MODEL ETIKA BISNIS
Model Etika Dalam Bisnis Carroll
dan Buchollz (2005) dalam Rudito (2007:49) membagi tiga tingkatan manajemen
dilihat dari cara para pelaku bisnis dalam menerapkan etika dalam bisnisnya :
1. Immoral Manajemen
Immoral manajemen merupakan tingkatan terendah
dari model manajemen dalam menerapkan prinsip-prinsip etika bisnis. Manajer
yang memiliki manajemen tipe ini pada umumnya sama sekali tidak mengindahkan
apa yang dimaksud dengan moralitas, baik dalam internal organisasinya maupun
bagaimana dia menjalankan aktivitas bisnisnya. Para pelaku bisnis yang
tergolong pada tipe ini, biasanya memanfaatkan kelemahan-kelemahan dan
kelengahan-kelengahan dalam komunitas untuk kepentingan dan keuntungan diri
sendiri, baik secara individu atau kelompok mereka. Kelompok manajemen ini
selalu menghindari diri dari yang disebut etika. Bahkan hukum dianggap sebagai
batu sandungan dalam menjalankan bisnisnya. Contoh kasus :
Sumber: https://news.detik.com/berita-jawa-timur/d-3155456/diduga-gelapkan-dana-jht-karyawan-pt-kai-dipolisikan?_ga=1.240919875.114379008.1461231456
2. Amoral Manajemen
Tingkatan kedua dalam
aplikasi etika dan moralitas dalam manajemen adalah amoral manajemen. Berbeda
dengan immoral manajemen, manajer dengan tipe manajemen seperti ini sebenarnya
bukan tidak tahu sama sekali etika atau moralitas. Ada dua jenis lain manajemen
tipe amoral ini, yaitu Pertama, manajer yang tidak sengaja berbuat amoral
(unintentional amoral manager). Tipe ini adalah para manajer yang dianggap
kurang peka, bahwa dalam segala keputusan bisnis yang diperbuat sebenarnya
langsung atau tidak langsung akan memberikan efek pada pihak lain. Oleh karena
itu, mereka akan menjalankan bisnisnya tanpa memikirkan apakah aktivitas
bisnisnya sudah memiliki dimensi etika atau belum. Manajer tipe ini mungkin
saja punya niat baik, namun mereka tidak bisa melihat bahwa keputusan dan
aktivitas bisnis mereka apakah merugikan pihak lain atau tidak. Tipikal manajer
seperti ini biasanya lebih berorientasi hanya pada hukum yang berlaku, dan
menjadikan hukum sebagai pedoman dalam beraktivitas. Kedua, tipe manajer
yang sengaja berbuat amoral. Manajemen dengan pola ini sebenarnya memahami ada
aturan dan etika yang harus dijalankan, namun terkadang secara sengaja
melanggar etika tersebut berdasarkan pertimbangan-pertimbangan bisnis mereka,
misalnya ingin melakukan efisiensi dan lain-lain. Namun manajer tipe ini
terkadang berpandangan bahwa etika hanya berlaku bagi kehidupan pribadi kita,
tidak untuk bisnis. Mereka percaya bahwa aktivitas bisnis berada di luar dari
pertimbangan-pertimbangan etika dan moralitas. Widyahartono (1996:74)

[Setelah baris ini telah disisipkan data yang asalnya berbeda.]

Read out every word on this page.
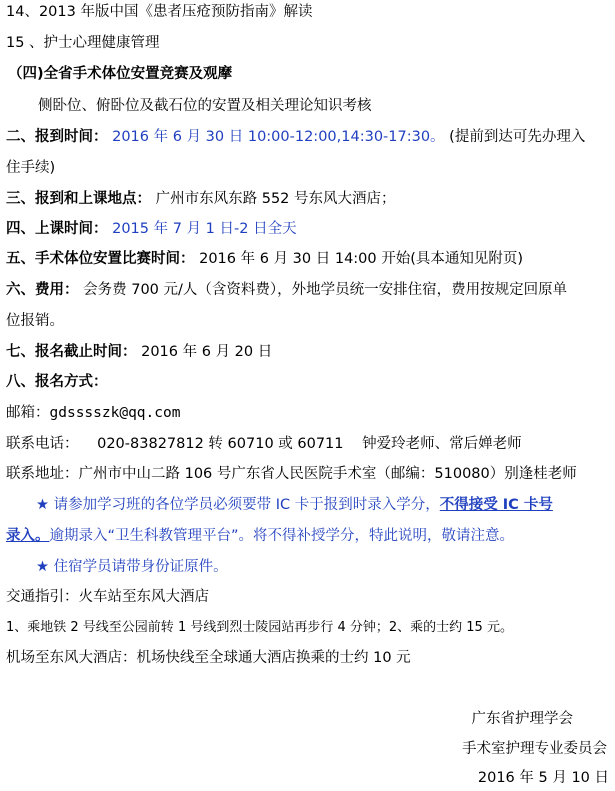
14、2013 年版中国《患者压疮预防指南》解读
15 、护士心理健康管理
（四)全省手术体位安置竞赛及观摩
侧卧位、俯卧位及截石位的安置及相关理论知识考核
二、报到时间： 2016 年 6 月 30 日 10:00-12:00,14:30-17:30。 (提前到达可先办理入
住手续)
三、报到和上课地点： 广州市东风东路 552 号东风大酒店；
四、上课时间： 2015 年 7 月 1 日-2 日全天
五、手术体位安置比赛时间： 2016 年 6 月 30 日 14:00 开始(具本通知见附页)
六、费用： 会务费 700 元/人（含资料费），外地学员统一安排住宿，费用按规定回原单
位报销。
七、报名截止时间： 2016 年 6 月 20 日
八、报名方式：
邮箱：gdsssszk@qq.com
联系电话： 020-83827812 转 60710 或 60711 钟爱玲老师、常后婵老师
联系地址：广州市中山二路 106 号广东省人民医院手术室（邮编：510080）别逢桂老师
★ 请参加学习班的各位学员必须要带 IC 卡于报到时录入学分，不得接受 IC 卡号
录入。逾期录入“卫生科教管理平台”。将不得补授学分，特此说明，敬请注意。
★ 住宿学员请带身份证原件。
交通指引：火车站至东风大酒店
1、乘地铁 2 号线至公园前转 1 号线到烈士陵园站再步行 4 分钟；2、乘的士约 15 元。
机场至东风大酒店：机场快线至全球通大酒店换乘的士约 10 元
广东省护理学会
手术室护理专业委员会
2016 年 5 月 10 日
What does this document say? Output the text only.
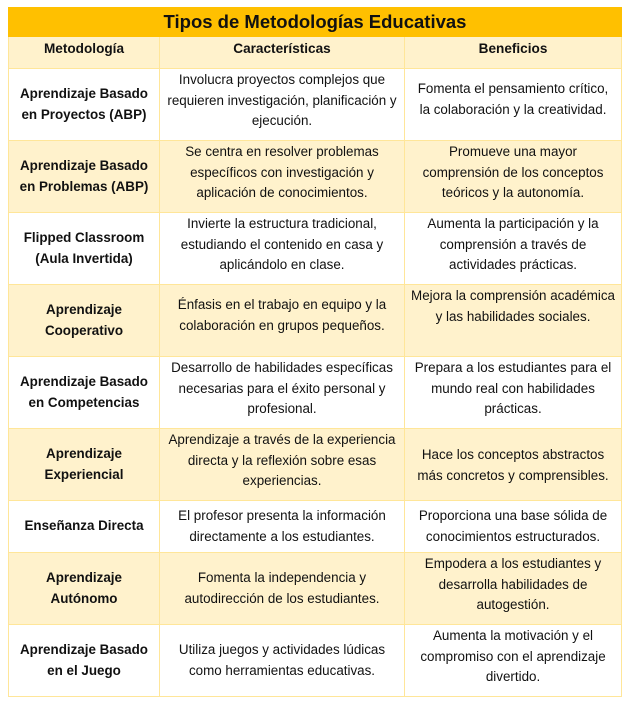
Tipos de Metodologías Educativas		
Metodología	Características	Beneficios
Aprendizaje Basado en Proyectos (ABP)	Involucra proyectos complejos que requieren investigación, planificación y ejecución.	Fomenta el pensamiento crítico, la colaboración y la creatividad.
Aprendizaje Basado en Problemas (ABP)	Se centra en resolver problemas específicos con investigación y aplicación de conocimientos.	Promueve una mayor comprensión de los conceptos teóricos y la autonomía.
Flipped Classroom (Aula Invertida)	Invierte la estructura tradicional, estudiando el contenido en casa y aplicándolo en clase.	Aumenta la participación y la comprensión a través de actividades prácticas.
Aprendizaje Cooperativo	Énfasis en el trabajo en equipo y la colaboración en grupos pequeños.	Mejora la comprensión académica y las habilidades sociales.
Aprendizaje Basado en Competencias	Desarrollo de habilidades específicas necesarias para el éxito personal y profesional.	Prepara a los estudiantes para el mundo real con habilidades prácticas.
Aprendizaje Experiencial	Aprendizaje a través de la experiencia directa y la reflexión sobre esas experiencias.	Hace los conceptos abstractos más concretos y comprensibles.
Enseñanza Directa	El profesor presenta la información directamente a los estudiantes.	Proporciona una base sólida de conocimientos estructurados.
Aprendizaje Autónomo	Fomenta la independencia y autodirección de los estudiantes.	Empodera a los estudiantes y desarrolla habilidades de autogestión.
Aprendizaje Basado en el Juego	Utiliza juegos y actividades lúdicas como herramientas educativas.	Aumenta la motivación y el compromiso con el aprendizaje divertido.
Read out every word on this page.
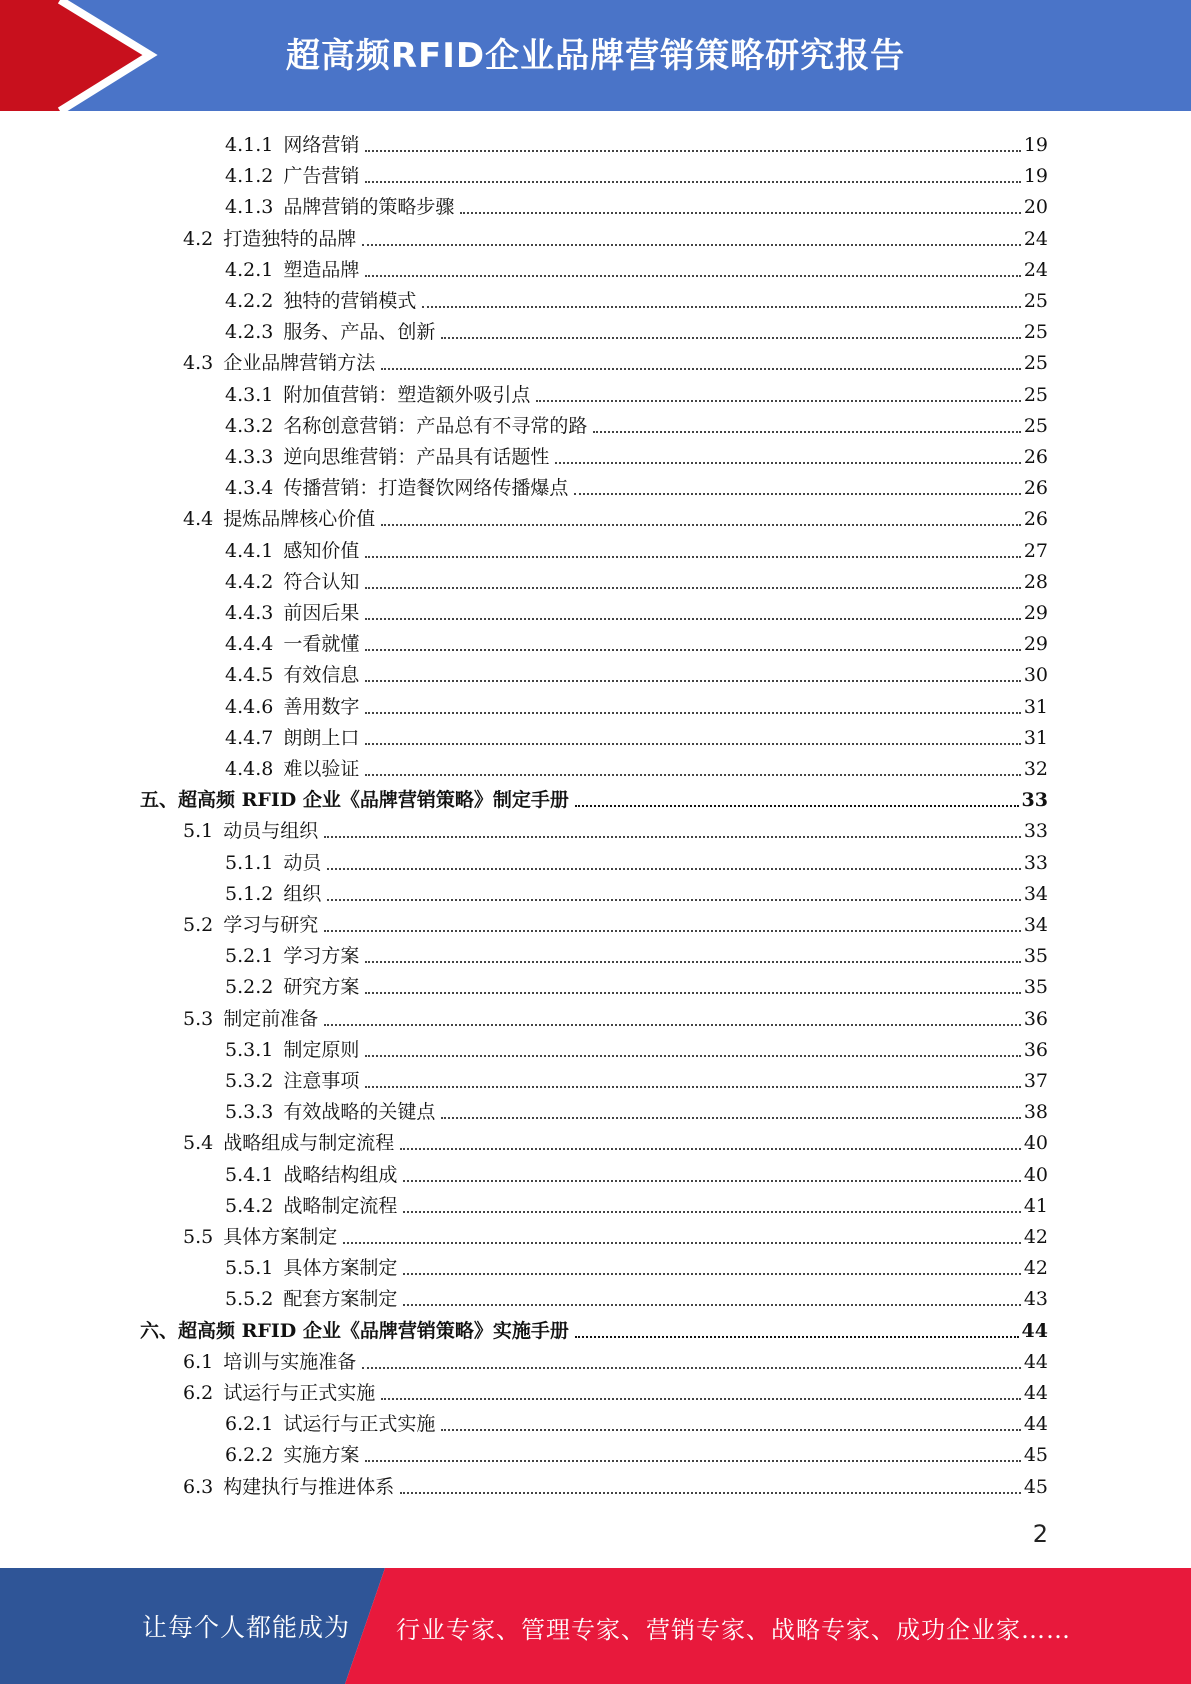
超高频RFID企业品牌营销策略研究报告
4.1.1 网络营销	19
4.1.2 广告营销	19
4.1.3 品牌营销的策略步骤	20
4.2 打造独特的品牌	24
4.2.1 塑造品牌	24
4.2.2 独特的营销模式	25
4.2.3 服务、产品、创新	25
4.3 企业品牌营销方法	25
4.3.1 附加值营销：塑造额外吸引点	25
4.3.2 名称创意营销：产品总有不寻常的路	25
4.3.3 逆向思维营销：产品具有话题性	26
4.3.4 传播营销：打造餐饮网络传播爆点	26
4.4 提炼品牌核心价值	26
4.4.1 感知价值	27
4.4.2 符合认知	28
4.4.3 前因后果	29
4.4.4 一看就懂	29
4.4.5 有效信息	30
4.4.6 善用数字	31
4.4.7 朗朗上口	31
4.4.8 难以验证	32
五、 超高频 RFID 企业《品牌营销策略》制定手册	33
5.1 动员与组织	33
5.1.1 动员	33
5.1.2 组织	34
5.2 学习与研究	34
5.2.1 学习方案	35
5.2.2 研究方案	35
5.3 制定前准备	36
5.3.1 制定原则	36
5.3.2 注意事项	37
5.3.3 有效战略的关键点	38
5.4 战略组成与制定流程	40
5.4.1 战略结构组成	40
5.4.2 战略制定流程	41
5.5 具体方案制定	42
5.5.1 具体方案制定	42
5.5.2 配套方案制定	43
六、 超高频 RFID 企业《品牌营销策略》实施手册	44
6.1 培训与实施准备	44
6.2 试运行与正式实施	44
6.2.1 试运行与正式实施	44
6.2.2 实施方案	45
6.3 构建执行与推进体系	45
2
让每个人都能成为 行业专家、管理专家、营销专家、战略专家、成功企业家……
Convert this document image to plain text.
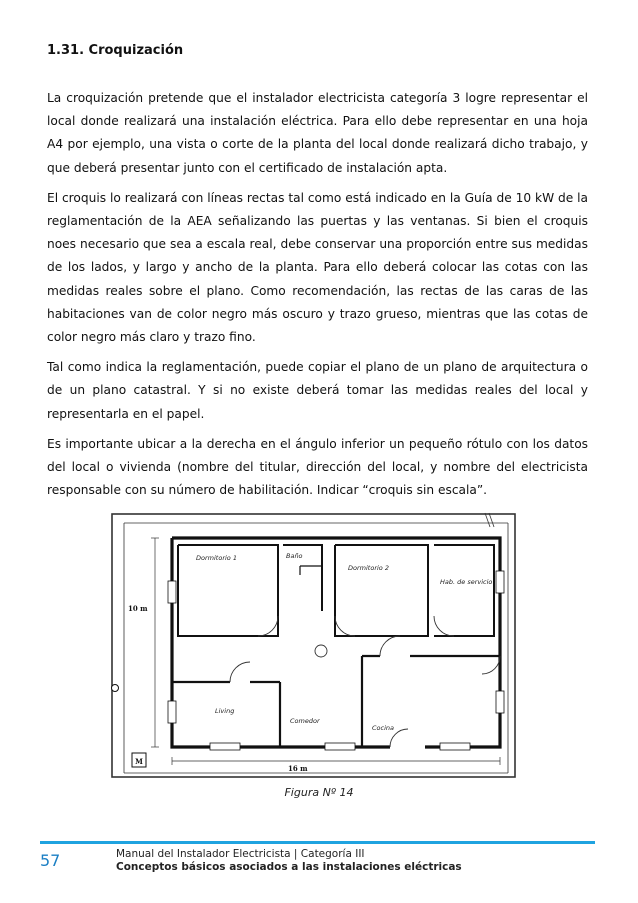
1.31. Croquización

La croquización pretende que el instalador electricista categoría 3 logre representar el local donde realizará una instalación eléctrica. Para ello debe representar en una hoja A4 por ejemplo, una vista o corte de la planta del local donde realizará dicho trabajo, y que deberá presentar junto con el certificado de instalación apta.

El croquis lo realizará con líneas rectas tal como está indicado en la Guía de 10 kW de la reglamentación de la AEA señalizando las puertas y las ventanas. Si bien el croquis noes necesario que sea a escala real, debe conservar una proporción entre sus medidas de los lados, y largo y ancho de la planta. Para ello deberá colocar las cotas con las medidas reales sobre el plano. Como recomendación, las rectas de las caras de las habitaciones van de color negro más oscuro y trazo grueso, mientras que las cotas de color negro más claro y trazo fino.

Tal como indica la reglamentación, puede copiar el plano de un plano de arquitectura o de un plano catastral. Y si no existe deberá tomar las medidas reales del local y representarla en el papel.

Es importante ubicar a la derecha en el ángulo inferior un pequeño rótulo con los datos del local o vivienda (nombre del titular, dirección del local, y nombre del electricista responsable con su número de habilitación. Indicar “croquis sin escala”.

M
10 m
16 m
Dormitorio 1	Baño
Dormitorio 2
Hab. de servicio
Living
Comedor
Cocina
Figura Nº 14
57	Manual del Instalador Electricista | Categoría III
Conceptos básicos asociados a las instalaciones eléctricas
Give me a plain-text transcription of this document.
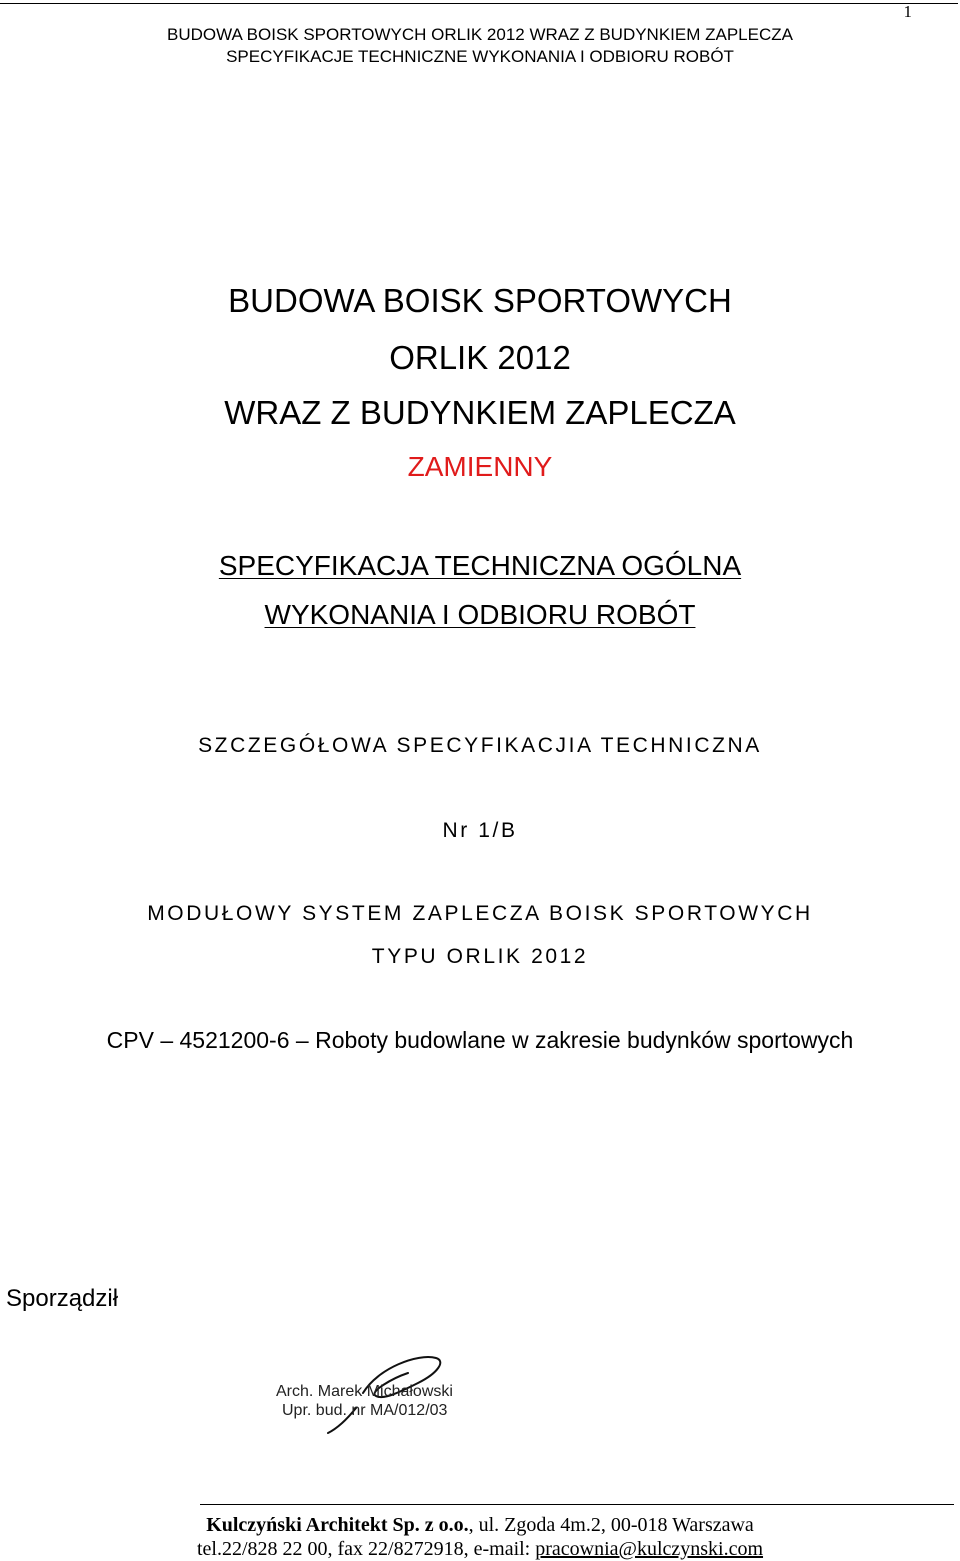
1
BUDOWA BOISK SPORTOWYCH ORLIK 2012 WRAZ Z BUDYNKIEM ZAPLECZA
SPECYFIKACJE TECHNICZNE WYKONANIA I ODBIORU ROBÓT
BUDOWA BOISK SPORTOWYCH
ORLIK 2012
WRAZ Z BUDYNKIEM ZAPLECZA
ZAMIENNY
SPECYFIKACJA TECHNICZNA OGÓLNA
WYKONANIA I ODBIORU ROBÓT
SZCZEGÓŁOWA SPECYFIKACJIA TECHNICZNA
Nr 1/B
MODUŁOWY SYSTEM ZAPLECZA BOISK SPORTOWYCH
TYPU ORLIK 2012
CPV – 4521200-6 – Roboty budowlane w zakresie budynków sportowych
Sporządził
Arch. Marek Michałowski
Upr. bud. nr MA/012/03
Kulczyński Architekt Sp. z o.o., ul. Zgoda 4m.2, 00-018 Warszawa
tel.22/828 22 00, fax 22/8272918, e-mail: pracownia@kulczynski.com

mengatakan prinsip bisnis amoral itu menyatakan “bisnis adalah bisnis dan etika
adalah etika, keduanya jangan dicampur-adukkan”. Dasar pemikirannya
sebagai berikut : Bisnis adalah suatu bentuk persaingan yang mengutamakan dan
mendahulukan kepentingan ego-pribadi. Bisnis diperlakukan seperti permainan
(game) yang aturannya sangat berbeda dari aturan yang ada dalam kehidupan
sosial pada umumnya. Orang yang mematuhi aturan moral dan ketanggapan sosial
(sosial responsiveness) akan berada dalam posisi yang tidak menguntungkan di
tengah persaingan ketat yang tak mengenal “values” yang menghasilkan segala
cara. Kalau suatu praktek bisnis dibenarkan secara legal (karena sesuai dengan
aturan hukum yang berlaku dan karena law enforcement-nya lemah), maka para
penganut bisnis amoral itu justru menyatakan bahwa praktek bisnis itu secara
“moral mereka” (kriteria atau ukuran mereka) dapat dibenarkan. Pembenaran diri
itu merupakan sesuatu yang ”wajar’ menurut mereka. Bisnis amoral dalam
dirinya meskipun ditutup-tutupi tidak mau menjadi “agen moral” karena mereka
menganggap hal ini membuang-buang waktu, dan mematikan usaha mencapai laba. Contoh Kasus :
Sumber : https://finance.detik.com/berita-ekonomi-bisnis/d-3169957/menkeu-2000-perusahaan-asing-di-ri-tak-bayar-pajak-selama-10-tahun?_ga=1.136523248.114379008.1461231456
3. Moral Manajemen
Tingkatan tertinggi
dari penerapan nilai-nilai etika atau moralitas dalam bisnis adalah moral
manajemen. Dalam moral manajemen, nilai-nilai etika dan moralitas diletakkan pada
level standar tertinggi dari segala bentuk prilaku dan aktivitas bisnisnya.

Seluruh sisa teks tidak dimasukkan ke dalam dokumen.